Una situazione paradossale che colpisce le donne con la pensione da casalinghe, che non ricevono certo pensioni privilegiate. A denunciarlo è Francesca Pastella, presidente del Circolo anziani di Mas e Peron e protagonista della vicenda.
«Mi sono recata alle Acli per la compilazione del modello 730 congiunto con mio marito e al termine dei conteggi, sorpresa, non sono più a carico per 20 euro», contesta la presidente del Circolo anziani. «Quindi mio marito ha perso il diritto a detrarre le spese sanitarie che mi riguardano, quest’anno cospicue per cure dentarie, e sulla pensione di agosto l’Inps gli ha prontamente detratto 754 euro per i miei assegni familiari indebitamente percepiti nel 2023».
«Tutto questo si è verificato a causa degli aumenti alla mia pensione che ammonta oggi a 205,04 euro mensili», sottolinea Francesca Pastella, «quindi con un reddito annuo di 2.860 euro».
Una situazione paradossale, dunque, quella che si è trovata a vivere in prima persona la presidente del Circolo anziani.
«Voglio che qualcuno mi chiarisca il perché fra tante riforme pensionistiche da quando nel 2000 è entrato l’euro non è mai stata aggiornata la cifra di 2.640 euro per cui una moglie rimane a carico del marito», contesta infatti la battagliera presidente degli anziani di Mas e Peron.
«Quando sento parlare di pensioni sociali e minime di 500 euro che dovrebbero essere aumentate mi chiedo come viene valutata la mia – irrisoria? – e quindi neppure degna di essere considerata».
«Penso alle mie coetanee che hanno usufruito delle pensioni baby ottenute con pochi contributi e riscatto degli anni di studio e la percepiscono dal oltre 35 anni», dice ancora Pastella, che sottolinea: «la mia pensione è frutto di 8 anni di contributi veri da lavoro in gioventù, più altri volontari versati con sacrificio e infine al versamento di 3.500 euro per raggiungere i 15 anni contributivi.

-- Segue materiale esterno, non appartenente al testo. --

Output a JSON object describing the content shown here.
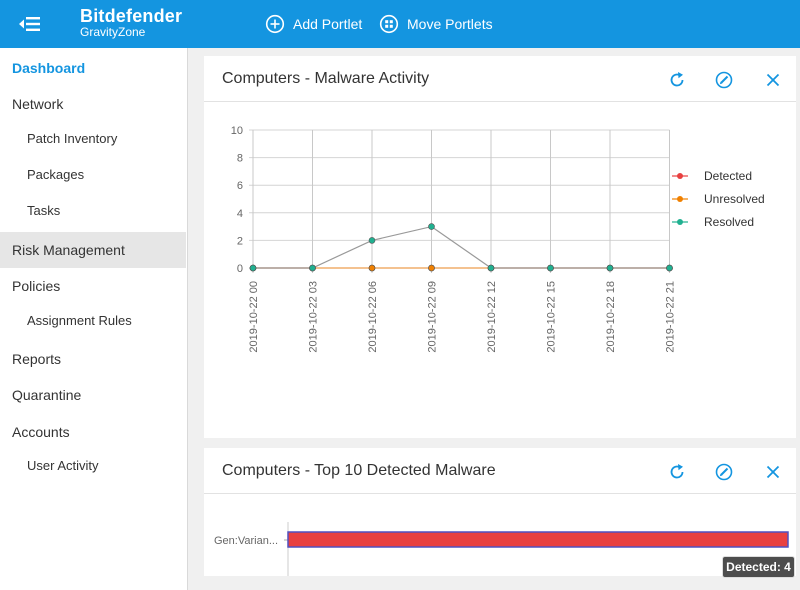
{
  "brand": {
    "name": "Bitdefender",
    "sub": "GravityZone"
  },
  "topbar": {
    "menu_icon": "menu-collapse-icon",
    "actions": [
      {
        "label": "Add Portlet",
        "icon": "add-circle-icon"
      },
      {
        "label": "Move Portlets",
        "icon": "grid-icon"
      }
    ]
  },
  "sidebar": {
    "items": [
      {
        "label": "Dashboard",
        "level": "top",
        "state": "active"
      },
      {
        "label": "Network",
        "level": "top"
      },
      {
        "label": "Patch Inventory",
        "level": "sub"
      },
      {
        "label": "Packages",
        "level": "sub"
      },
      {
        "label": "Tasks",
        "level": "sub"
      },
      {
        "label": "Risk Management",
        "level": "top",
        "state": "hover"
      },
      {
        "label": "Policies",
        "level": "top"
      },
      {
        "label": "Assignment Rules",
        "level": "sub"
      },
      {
        "label": "Reports",
        "level": "top"
      },
      {
        "label": "Quarantine",
        "level": "top"
      },
      {
        "label": "Accounts",
        "level": "top"
      },
      {
        "label": "User Activity",
        "level": "sub"
      }
    ]
  },
  "portlets": [
    {
      "title": "Computers - Malware Activity",
      "icons": [
        "refresh-icon",
        "edit-icon",
        "close-icon"
      ]
    },
    {
      "title": "Computers - Top 10 Detected Malware",
      "icons": [
        "refresh-icon",
        "edit-icon",
        "close-icon"
      ]
    }
  ],
  "colors": {
    "accent": "#1495e0",
    "detected": "#e84040",
    "unresolved": "#f08000",
    "resolved": "#20b090",
    "bar_border": "#5050c0"
  },
  "chart_data": [
    {
      "type": "line",
      "categories": [
        "2019-10-22 00",
        "2019-10-22 03",
        "2019-10-22 06",
        "2019-10-22 09",
        "2019-10-22 12",
        "2019-10-22 15",
        "2019-10-22 18",
        "2019-10-22 21"
      ],
      "series": [
        {
          "name": "Detected",
          "values": [
            0,
            0,
            0,
            0,
            0,
            0,
            0,
            0
          ],
          "color": "#e84040"
        },
        {
          "name": "Unresolved",
          "values": [
            0,
            0,
            0,
            0,
            0,
            0,
            0,
            0
          ],
          "color": "#f08000"
        },
        {
          "name": "Resolved",
          "values": [
            0,
            0,
            2,
            3,
            0,
            0,
            0,
            0
          ],
          "color": "#20b090"
        }
      ],
      "yticks": [
        "0",
        "2",
        "4",
        "6",
        "8",
        "10"
      ],
      "ylim": [
        0,
        10
      ],
      "grid": true,
      "legend": "right"
    },
    {
      "type": "bar",
      "orientation": "horizontal",
      "categories": [
        "Gen:Varian..."
      ],
      "values": [
        4
      ],
      "tooltip": "Detected: 4"
    }
  ]
}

Nel 2009, a 60 anni e sei mesi, ho ricevuto la prima pensione di 150 euro mensili che in 15 anni sono arrivati ai 205,04 attuali».
E quest’anno, al momento dell’appuntamento al Caf per la dichiarazione dei redditi, la doccia gelata: «Improvvisamente mi trovo a essere fiscalmente nessuno, senza poter essere a carico di mio marito».
Un problema diffuso, spiega: «Nella mia situazione ci sono molte altre donne che quando si sono sposate hanno smesso di lavorare per fare le casalinghe, altra categoria poco considerata, che ha tenuto in piedi e unita la famiglia seguendo marito e figli, spesso genitori anziani e malati, i nipoti e magari impegnandosi nel volontariato».
«Chiedo che venga aggiornata l’aliquota di 2.680 euro annui adeguandola agli aumenti (irrisori) della mia pensione», è dunque l’appello lanciato da Francesca Pastella, «per tornare a carico del marito e poter continuare a usufruire di piccoli diritti. «O devo entrare tra i poveri senza volto?», si chiede.
«Mi auguro che qualcuno possa risolvere questa situazione incresciosa e scandalosa in una Repubblica democratica che parla di eguaglianza».